I left Athens and headed down to Jekyll Island 4-H Center for Master 4-H Weekend, though, and considered again what incredible connections I already have through 4-H.
Monday, we held our annual Newton County 4-H Banquet, to honor the 4-H’ers for last year’s achievements.
We also honored dozens of organizations and individuals including the Newton County Board of Commissioners, Newton County Board of Education, Piedmont Cattlemen’s Association, Main Street Covington and The Covington News for their incredible level of support this year.
Several dozen adult volunteers were on hand, without which our programs would not be possible.
Another highlight of the night for me was seeing how much support our annual silent auction has gained.
Thanks to generous donors including Hayes Furniture, Belk’s, Carmike Cinema, and several personal families, we raised $800 in the auction, plus $150 from donations.
This will go a long way to supporting our students’ work in projects and other competitions this year.
But more than anything, it reminded me again about those 4-H connections.

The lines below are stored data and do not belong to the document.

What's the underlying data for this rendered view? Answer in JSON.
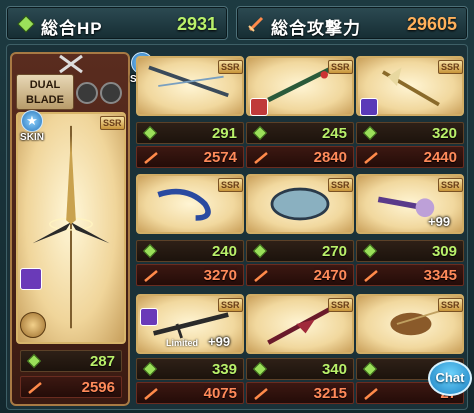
{
  "summary": {
    "hp_label": "総合HP",
    "hp_value": "2931",
    "atk_label": "総合攻撃力",
    "atk_value": "29605"
  },
  "main_weapon": {
    "class_label_line1": "DUAL",
    "class_label_line2": "BLADE",
    "skin_label": "SKIN",
    "rarity": "SSR",
    "hp": "287",
    "atk": "2596"
  },
  "skin_badges": [
    "SKIN",
    "SKIN"
  ],
  "weapons": [
    {
      "rarity": "SSR",
      "hp": "291",
      "atk": "2574",
      "plus": "",
      "limited": ""
    },
    {
      "rarity": "SSR",
      "hp": "245",
      "atk": "2840",
      "plus": "",
      "limited": ""
    },
    {
      "rarity": "SSR",
      "hp": "320",
      "atk": "2440",
      "plus": "",
      "limited": ""
    },
    {
      "rarity": "SSR",
      "hp": "240",
      "atk": "3270",
      "plus": "",
      "limited": ""
    },
    {
      "rarity": "SSR",
      "hp": "270",
      "atk": "2470",
      "plus": "",
      "limited": ""
    },
    {
      "rarity": "SSR",
      "hp": "309",
      "atk": "3345",
      "plus": "+99",
      "limited": ""
    },
    {
      "rarity": "SSR",
      "hp": "339",
      "atk": "4075",
      "plus": "+99",
      "limited": "Limited"
    },
    {
      "rarity": "SSR",
      "hp": "340",
      "atk": "3215",
      "plus": "",
      "limited": ""
    },
    {
      "rarity": "SSR",
      "hp": "2",
      "atk": "27",
      "plus": "",
      "limited": ""
    }
  ],
  "chat": {
    "label": "Chat"
  },
  "colors": {
    "hp": "#b9f06a",
    "atk": "#ff8a5a",
    "frame": "#d1ad65"
  }
}
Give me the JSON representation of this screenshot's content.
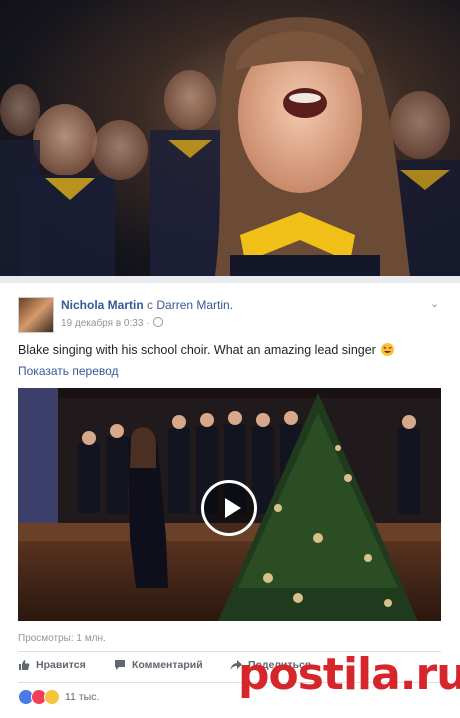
{
  "post": {
    "author": "Nichola Martin",
    "with_word": "с",
    "tagged": "Darren Martin.",
    "date": "19 декабря в 0:33 ·",
    "text": "Blake singing with his school choir. What an amazing lead singer",
    "translate_link": "Показать перевод",
    "views": "Просмотры: 1 млн.",
    "actions": {
      "like": "Нравится",
      "comment": "Комментарий",
      "share": "Поделиться"
    },
    "reactions_count": "11 тыс."
  },
  "icons": {
    "options": "chevron-down-icon",
    "privacy": "globe-icon",
    "play": "play-icon",
    "like": "thumbs-up-icon",
    "comment": "comment-icon",
    "share": "share-arrow-icon"
  },
  "watermark": {
    "text": "postila.ru"
  },
  "colors": {
    "link": "#365899",
    "accent_red": "#d6262b",
    "like_blue": "#4a79e8",
    "love_red": "#f33e58",
    "wow_yellow": "#f7c437"
  }
}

Here in our community, joining 4-H gives you a connection to alumni and other community supporters. And now, this weekend, I’m at Master 4-H Weekend at Jekyll with more than 100 alumni and family from across the southeast. During introductions, a lo- cal Master Club member from Conyers laid claim to the earliest 4-H Master award of anyone present for the event — 1939. We also have two members present who mastered in 2012. Seventy-three years of Master 4-H’ers, together celebrating our connections this weekend. I mastered in 1996 and 1997, but I stand in awe of the incredible connections, and amazing experience represented here this weekend. One of the basic tenets of 4-H is belonging, and I hope each of our new 4-H’ers this year realizes what a rich and wonderful group they now belong to both in Newton County and around the world. I hope they, too, will always feel like they’ve come home when they come to their next 4-H event.
Caleb Ruffner and Garrett Carlson check out the horseshoe crab at Jekyll 4-H Center. Both are attending Master 4-H Camp with their families.